Toplumda hastalık ile ilgili yanlış algılara dikkat çekip tarama sistemlerinin önemine vurgu yapan Altıntaş, şöyle devam etti:
“İnsanlar hekimden bilgi almaktan çok yanlarında olan anneleri, teyzeleri, kız arkadaşları tarafından çoğu zaman yönlendirmek yerine ‘dokunursan dağılır’ şeklinde hiçbir tutarlı tarafı olmayan şekilde bilgilendiriliyorlar. Diyarbakır’daki insanlar ise genellikle ellerine kitle geldikten sonra bile öteliyorlar. Fakat bizim önerimiz dokunulduğunda ele kitle geldiğinde hiç beklemeden doktora gelmeleridir. Ama bununla birlikte bizim erken tanı dediğimiz şey elimize kitle gelme süreci değil.

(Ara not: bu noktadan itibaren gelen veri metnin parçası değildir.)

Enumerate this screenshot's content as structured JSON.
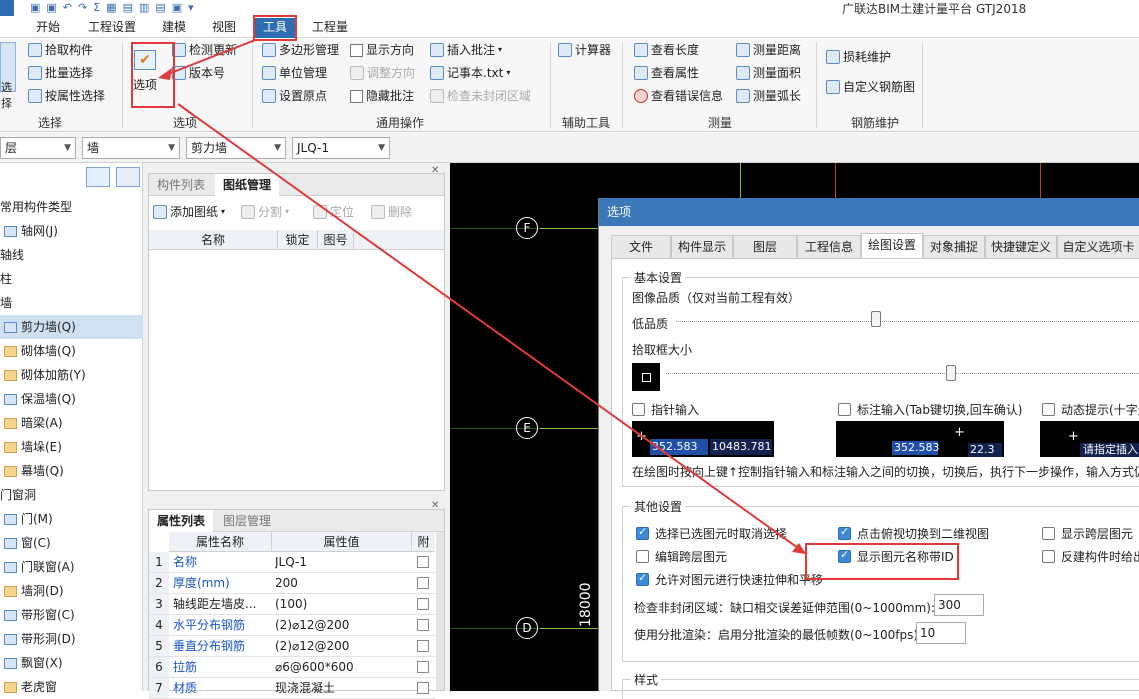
{
  "app": {
    "title": "广联达BIM土建计量平台 GTJ2018"
  },
  "ribbon_tabs": [
    "开始",
    "工程设置",
    "建模",
    "视图",
    "工具",
    "工程量"
  ],
  "ribbon": {
    "select_group": {
      "label": "选择",
      "big_btn": "选择",
      "items": [
        "拾取构件",
        "批量选择",
        "按属性选择"
      ]
    },
    "options_group": {
      "label": "选项",
      "big_btn": "选项",
      "items": [
        "检测更新",
        "版本号"
      ]
    },
    "general_group": {
      "label": "通用操作",
      "col1": [
        "多边形管理",
        "单位管理",
        "设置原点"
      ],
      "col2": [
        "显示方向",
        "调整方向",
        "隐藏批注"
      ],
      "col3": [
        "插入批注",
        "记事本.txt",
        "检查未封闭区域"
      ]
    },
    "aux_group": {
      "label": "辅助工具",
      "items": [
        "计算器"
      ]
    },
    "measure_group": {
      "label": "测量",
      "col1": [
        "查看长度",
        "查看属性",
        "查看错误信息"
      ],
      "col2": [
        "测量距离",
        "测量面积",
        "测量弧长"
      ]
    },
    "rebar_group": {
      "label": "钢筋维护",
      "items": [
        "损耗维护",
        "自定义钢筋图"
      ]
    }
  },
  "combos": [
    "层",
    "墙",
    "剪力墙",
    "JLQ-1"
  ],
  "tree": {
    "items": [
      "常用构件类型",
      "轴网(J)",
      "轴线",
      "柱",
      "墙",
      "剪力墙(Q)",
      "砌体墙(Q)",
      "砌体加筋(Y)",
      "保温墙(Q)",
      "暗梁(A)",
      "墙垛(E)",
      "幕墙(Q)",
      "门窗洞",
      "门(M)",
      "窗(C)",
      "门联窗(A)",
      "墙洞(D)",
      "带形窗(C)",
      "带形洞(D)",
      "飘窗(X)",
      "老虎窗"
    ]
  },
  "drawing_panel": {
    "tabs": [
      "构件列表",
      "图纸管理"
    ],
    "toolbar": [
      "添加图纸",
      "分割",
      "定位",
      "删除"
    ],
    "columns": [
      "名称",
      "锁定",
      "图号"
    ]
  },
  "property_panel": {
    "tabs": [
      "属性列表",
      "图层管理"
    ],
    "columns": [
      "属性名称",
      "属性值",
      "附"
    ],
    "rows": [
      {
        "n": "1",
        "name": "名称",
        "value": "JLQ-1"
      },
      {
        "n": "2",
        "name": "厚度(mm)",
        "value": "200"
      },
      {
        "n": "3",
        "name": "轴线距左墙皮...",
        "value": "(100)"
      },
      {
        "n": "4",
        "name": "水平分布钢筋",
        "value": "(2)⌀12@200"
      },
      {
        "n": "5",
        "name": "垂直分布钢筋",
        "value": "(2)⌀12@200"
      },
      {
        "n": "6",
        "name": "拉筋",
        "value": "⌀6@600*600"
      },
      {
        "n": "7",
        "name": "材质",
        "value": "现浇混凝土"
      }
    ]
  },
  "canvas": {
    "axes": [
      "F",
      "E",
      "D"
    ],
    "dimension": "18000"
  },
  "dialog": {
    "title": "选项",
    "tabs": [
      "文件",
      "构件显示",
      "图层",
      "工程信息",
      "绘图设置",
      "对象捕捉",
      "快捷键定义",
      "自定义选项卡"
    ],
    "basic": {
      "legend": "基本设置",
      "quality_label": "图像品质（仅对当前工程有效）",
      "low_label": "低品质",
      "quality_level": 0.43,
      "pick_label": "拾取框大小",
      "pick_level": 0.6,
      "pointer_input": "指针输入",
      "dim_input": "标注输入(Tab键切换,回车确认)",
      "dynamic_hint": "动态提示(十字光",
      "preview1_a": "352.583",
      "preview1_b": "10483.781",
      "preview2_a": "352.583",
      "preview2_b": "22.3",
      "preview3": "请指定插入",
      "note": "在绘图时按向上键↑控制指针输入和标注输入之间的切换，切换后，执行下一步操作，输入方式仍"
    },
    "other": {
      "legend": "其他设置",
      "c1": "选择已选图元时取消选择",
      "c2": "点击俯视切换到二维视图",
      "c3": "显示跨层图元",
      "c4": "编辑跨层图元",
      "c5": "显示图元名称带ID",
      "c6": "反建构件时给出",
      "c7": "允许对图元进行快速拉伸和平移",
      "check_label": "检查非封闭区域：缺口相交误差延伸范围(0~1000mm):",
      "check_value": "300",
      "batch_label": "使用分批渲染：启用分批渲染的最低帧数(0~100fps):",
      "batch_value": "10"
    },
    "style_legend": "样式"
  }
}
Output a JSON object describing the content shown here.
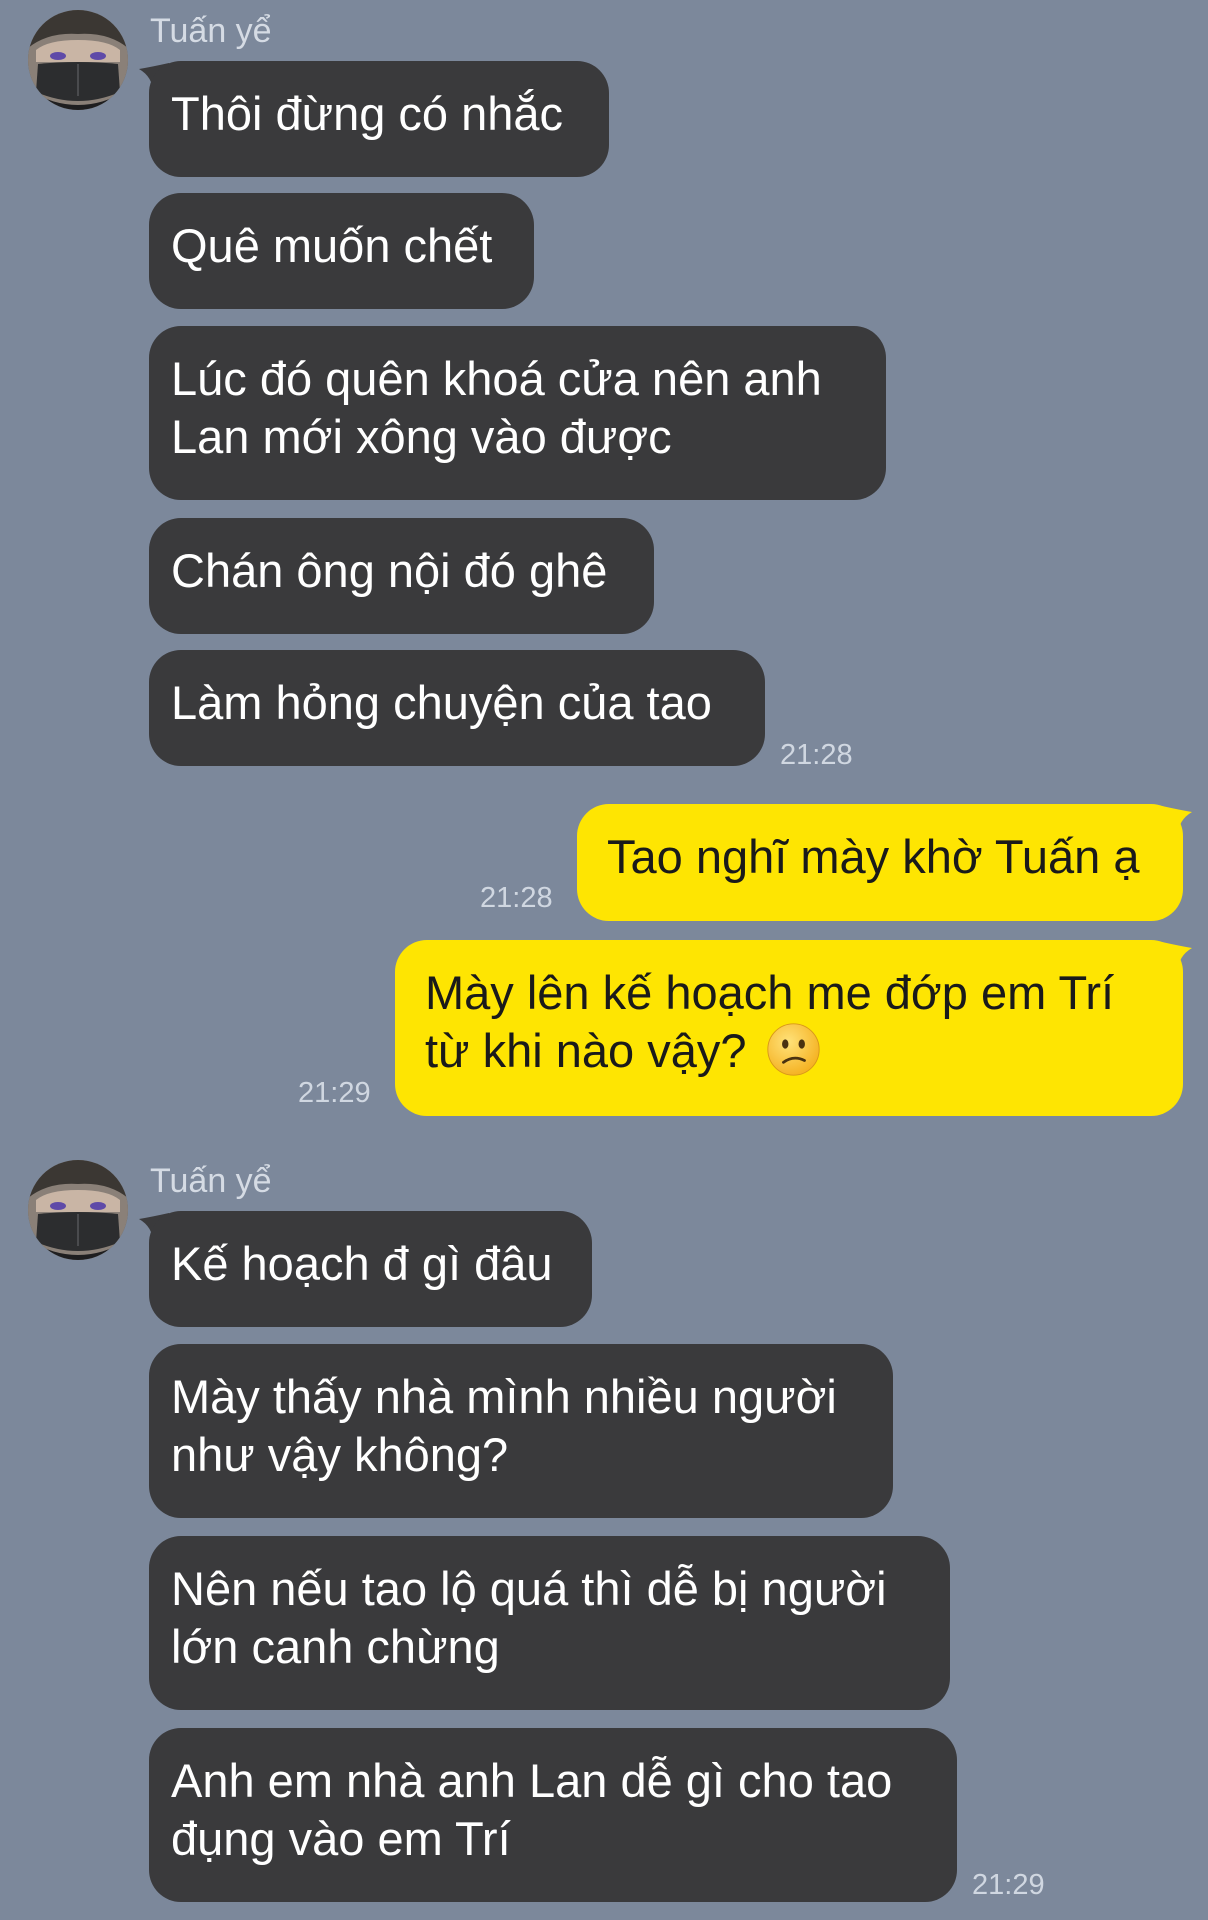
{
  "chat": {
    "contact_name": "Tuấn yể",
    "groups": [
      {
        "sender": "Tuấn yể",
        "messages": [
          {
            "lines": [
              "Thôi đừng có nhắc"
            ]
          },
          {
            "lines": [
              "Quê muốn chết"
            ]
          },
          {
            "lines": [
              "Lúc đó quên khoá cửa nên anh",
              "Lan mới xông vào được"
            ]
          },
          {
            "lines": [
              "Chán ông nội đó ghê"
            ]
          },
          {
            "lines": [
              "Làm hỏng chuyện của tao"
            ],
            "time": "21:28"
          }
        ]
      },
      {
        "sender": "me",
        "messages": [
          {
            "lines": [
              "Tao nghĩ mày khờ Tuấn ạ"
            ],
            "time": "21:28"
          },
          {
            "lines": [
              "Mày lên kế hoạch me đớp em Trí",
              "từ khi nào vậy?"
            ],
            "emoji": "confused-face-icon",
            "time": "21:29"
          }
        ]
      },
      {
        "sender": "Tuấn yể",
        "messages": [
          {
            "lines": [
              "Kế hoạch đ gì đâu"
            ]
          },
          {
            "lines": [
              "Mày thấy nhà mình nhiều người",
              "như vậy không?"
            ]
          },
          {
            "lines": [
              "Nên nếu tao lộ quá thì dễ bị người",
              "lớn canh chừng"
            ]
          },
          {
            "lines": [
              "Anh em nhà anh Lan dễ gì cho tao",
              "đụng vào em Trí"
            ],
            "time": "21:29"
          }
        ]
      }
    ]
  },
  "colors": {
    "background": "#7c889b",
    "incoming_bubble": "#3a3a3c",
    "outgoing_bubble": "#fee502",
    "incoming_text": "#ffffff",
    "outgoing_text": "#1a1a1a",
    "timestamp": "#d0d7e1"
  }
}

Biz aslında o kitle oluşmadan tanı koymak istiyoruz. Bunun için dünyada ve ülkemizde tarama sistemleri var. Bu tarama sistemleri sayesinde meme kanserlerinden ölümler yüzde 25 oranında azaldı. Aslında bu taramaların zamanında yaptırılması bile erken tanı alınmasına en büyük vesile olarak karşımıza çıkıyor. Tarama programları normalde 40 yaşından sonra başlanıyor. 40 yaşından sonra her kadının mutlaka tarama programına katılması gerekir. Dediğimiz tarama programlarında mamografi kullanılıyor. Ve mamografiler KETEM’de tüm halka yönelik ücretsiz olarak yapılabiliyor. Ama bununla birlikte 40 yaşından önce de tanı konuyor ve özellikle bizim bölgemizde daha sık görünüyor. 20 yaşından sonra kendi kendine muayenelerini yaptırmalarını öneriyoruz.”
“KEMOTERAPİ SÜREÇLERİNE MARUZ KALMADAN ÇÖZMEK İSTİYORUZ”

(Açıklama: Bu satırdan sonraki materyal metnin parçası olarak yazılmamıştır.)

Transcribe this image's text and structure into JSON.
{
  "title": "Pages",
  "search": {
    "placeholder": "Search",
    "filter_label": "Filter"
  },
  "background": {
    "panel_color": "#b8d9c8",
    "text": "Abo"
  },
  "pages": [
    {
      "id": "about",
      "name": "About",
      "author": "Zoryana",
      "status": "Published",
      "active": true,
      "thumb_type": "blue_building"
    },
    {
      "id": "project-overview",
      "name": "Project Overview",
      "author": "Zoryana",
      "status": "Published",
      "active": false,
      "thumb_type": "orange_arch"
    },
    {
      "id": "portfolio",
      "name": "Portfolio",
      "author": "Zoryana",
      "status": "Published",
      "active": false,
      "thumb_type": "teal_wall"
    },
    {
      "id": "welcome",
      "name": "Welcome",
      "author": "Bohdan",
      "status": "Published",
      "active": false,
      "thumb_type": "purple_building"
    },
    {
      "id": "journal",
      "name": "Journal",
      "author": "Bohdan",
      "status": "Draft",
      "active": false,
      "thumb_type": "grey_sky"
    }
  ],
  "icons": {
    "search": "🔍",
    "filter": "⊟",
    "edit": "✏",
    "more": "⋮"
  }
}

Kadının genelde vücudunu en iyi bilecek kişinin kendisi olduğunu vurgulayan Altıntaş, son olarak şöyle dedi:
“Özellikle adet ayının 5’inci ve 7’nci günlerinde meme dokusu daha yumuşak oluyor. Kendi kendilerine meme dokularını daha rahat pelpe edebiliyorlar ve bir şey olduğunda onlar çok daha rahat fark edebiliyorlar. Aynı şekilde gözlemlemeleri de çok kıymetli. Erken tanı dediğimiz şey aslında sizin elinizde fark edemediğiniz şeyi bizim görüntüleme yöntemiyle fark ederek çok erken süreçte tanı almanızı sağlayarak ve gereksiz kemoterapi süreçlerine maruz kalmadan çözmektir. Tanı aldıktan sonraki süreçte ise aslında multi disipliner yönetilebilecek bir süreç oluyor. Yani bir genel cerrah meme radyoloğu ve onkoloğun birlikte karar verdiği tedavi süreci ile tedavilerini yaptırmalarını öneriyoruz.”